Rafael Arrojo e Drigo, PhD, Assistant Professor of Molecular Physiology and Biophysics, Vanderbilt University Medical Center, and his colleagues are developing ways to identify and quantify cell age in situ without disrupting the tissue microenvironment. His lab wants to reverse-engineer long-living cells or the mechanisms that maintain cell longevity to repair or protect tissues from age-related functional decline.
“So far, we think that PDX1 (pancreatic and duodenal homeobox 1) is linked to a long-lived beta cell phenotype. However, we’re still trying to determine what the mechanism is that is linking PDX1 with beta cell longevity. We’re really interested in what is the functional and metabolic profile of these caloric-restricted beta cells. Are they changing the way they metabolize different types of nutrients?” Dr. Arrojo e Drigo said.
Gene-driven physiology and population heterogeneity in management of glucose metabolism
Camille E. Powe, MD, Assistant Professor of Medicine, Obstetrics, Gynecology & Reproductive Biology, Harvard Medical School, has worked to improve the understanding of hyperglycemia in pregnancy and has developed a longitudinal cohort study titled Study of Pregnancy Regulation of Insulin and Glucose (SPRING), which is collecting DNA and looking at physiology across pregnancy using oral glucose tests. Dynamic longitudinal changes in glycemic physiology in pregnancy include lower fasting glucose and higher postprandial glucose, but the hormonal mediators of these changes are largely unknown.

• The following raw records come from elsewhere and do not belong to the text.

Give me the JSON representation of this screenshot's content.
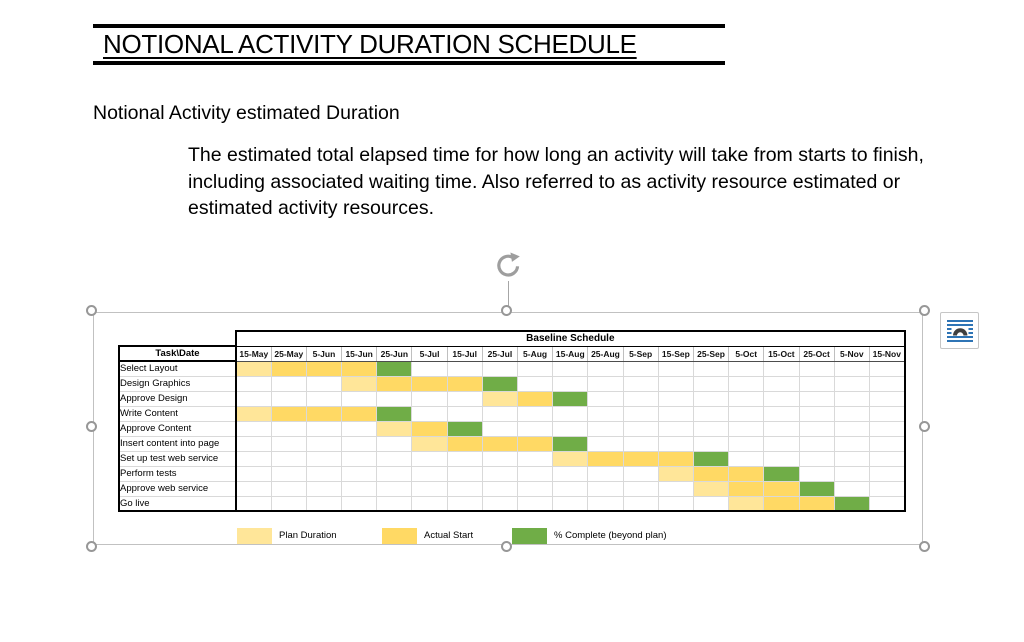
{
  "document": {
    "title": "NOTIONAL ACTIVITY DURATION SCHEDULE",
    "heading": "Notional Activity estimated Duration",
    "paragraph": "The estimated total elapsed time for how long an activity will take from starts to finish, including associated waiting time. Also referred to as activity resource estimated or estimated activity resources."
  },
  "chart_data": {
    "type": "table",
    "title": "Baseline Schedule",
    "corner_label": "Task\\Date",
    "dates": [
      "15-May",
      "25-May",
      "5-Jun",
      "15-Jun",
      "25-Jun",
      "5-Jul",
      "15-Jul",
      "25-Jul",
      "5-Aug",
      "15-Aug",
      "25-Aug",
      "5-Sep",
      "15-Sep",
      "25-Sep",
      "5-Oct",
      "15-Oct",
      "25-Oct",
      "5-Nov",
      "15-Nov"
    ],
    "tasks": [
      {
        "name": "Select Layout",
        "plan": [
          1
        ],
        "actual": [
          2,
          3,
          4
        ],
        "complete": [
          5
        ]
      },
      {
        "name": "Design Graphics",
        "plan": [
          4
        ],
        "actual": [
          5,
          6,
          7
        ],
        "complete": [
          8
        ]
      },
      {
        "name": "Approve Design",
        "plan": [
          8
        ],
        "actual": [
          9
        ],
        "complete": [
          10
        ]
      },
      {
        "name": "Write Content",
        "plan": [
          1
        ],
        "actual": [
          2,
          3,
          4
        ],
        "complete": [
          5
        ]
      },
      {
        "name": "Approve Content",
        "plan": [
          5
        ],
        "actual": [
          6
        ],
        "complete": [
          7
        ]
      },
      {
        "name": "Insert content into page",
        "plan": [
          6
        ],
        "actual": [
          7,
          8,
          9
        ],
        "complete": [
          10
        ]
      },
      {
        "name": "Set up test web service",
        "plan": [
          10
        ],
        "actual": [
          11,
          12,
          13
        ],
        "complete": [
          14
        ]
      },
      {
        "name": "Perform tests",
        "plan": [
          13
        ],
        "actual": [
          14,
          15
        ],
        "complete": [
          16
        ]
      },
      {
        "name": "Approve web service",
        "plan": [
          14
        ],
        "actual": [
          15,
          16
        ],
        "complete": [
          17
        ]
      },
      {
        "name": "Go live",
        "plan": [
          15
        ],
        "actual": [
          16,
          17
        ],
        "complete": [
          18
        ]
      }
    ],
    "colors": {
      "plan": "#FFE699",
      "actual": "#FFD964",
      "complete": "#70AD47"
    },
    "legend": [
      {
        "label": "Plan Duration",
        "color": "#FFE699"
      },
      {
        "label": "Actual Start",
        "color": "#FFD964"
      },
      {
        "label": "% Complete (beyond plan)",
        "color": "#70AD47"
      }
    ],
    "grid_color": "#D9D9D9"
  },
  "ui": {
    "selection_border_color": "#C1C1C1",
    "handle_color": "#979797",
    "layout_icon_line_color": "#2E74B5",
    "layout_icon_arc_color": "#3F3F3F"
  }
}
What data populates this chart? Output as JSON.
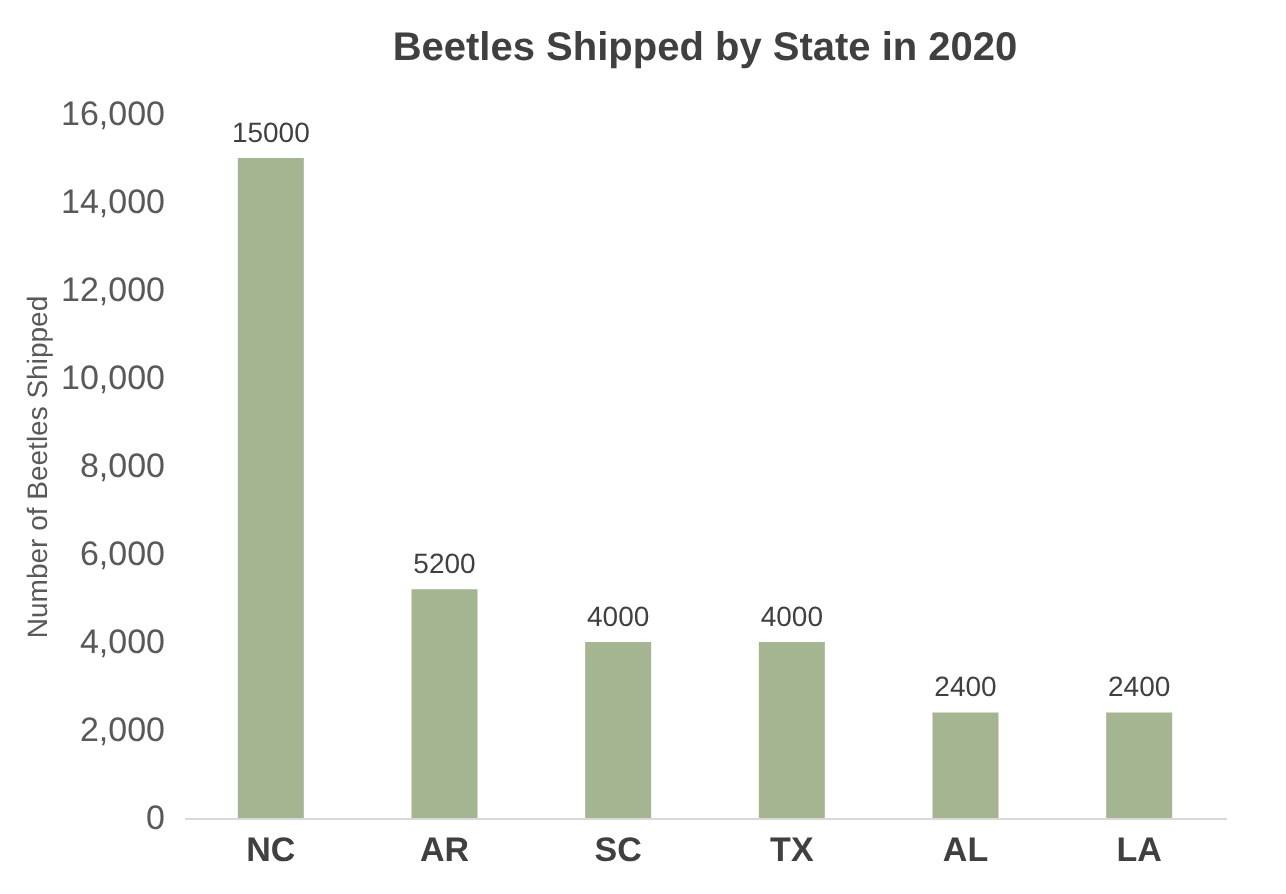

“We are hoping to use genomic approaches to better uncover what’s mediating these changes in physiology,” Dr. Powe said. “We have identified cluster polygenic scores that are associated with gestational diabetes, and we have ongoing work to try to identify genetic determinants of longitudinal changes in pregnancy glycemic physiology.”
Rochelle N. Naylor, MD, Assistant Professor of Pediatrics, University of Chicago, discussed management approaches for glucokinase–maturity-onset diabetes of the young (GCK-MODY) in pregnancy and fetal and maternal outcomes of GCK-MODY in pregnancy.
GCK-MODY management must be based on the known or suspected fetal genotype. If insulin is used when the fetus is affected, there’s a risk for a small-for-gestational-age baby, Dr. Naylor noted, but not using insulin when the fetus isn’t affected brings the risk of a large-for-gestational-age baby. While there are risks for neonatal and maternal adverse outcomes, there do not appear to be long-term impacts, she said.
“Cell-free fetal DNA diagnostics has the potential to greatly improve GCK-MODY pregnancy outcomes by allowing us to know the fetal genotype early in the pregnancy,” Dr. Naylor said.
Joshua J. Joseph, MD, MPH, FAHA, Assistant Professor of Medicine, Division of Endocrinology, Diabetes and Metabolism, Ohio State University Wexner Medical Center, discussed his research group’s work examining the role of aldosterone in type 2 diabetes.
Current research looks at the role of the renin-angiotensin aldosterone system, the protein-coding gene ARMC5, and neprilysin in glucose metabolism among African Americans with prediabetes. Dr. Joseph said that aldosterone could offer a path to more structured and precise approaches for diabetes prevention and treatment.
“Aldosterone is associated with higher insulin resistance, higher odds of prevalent diabetes, increased risk of diabetes over seven to 10 years, depending on the study we have done, and it’s a mediator of the association of Life’s Simple 7 with incident diabetes,” said Dr. Joseph, referring to seven risk factors for cardiovascular disease defined by the American Heart Association.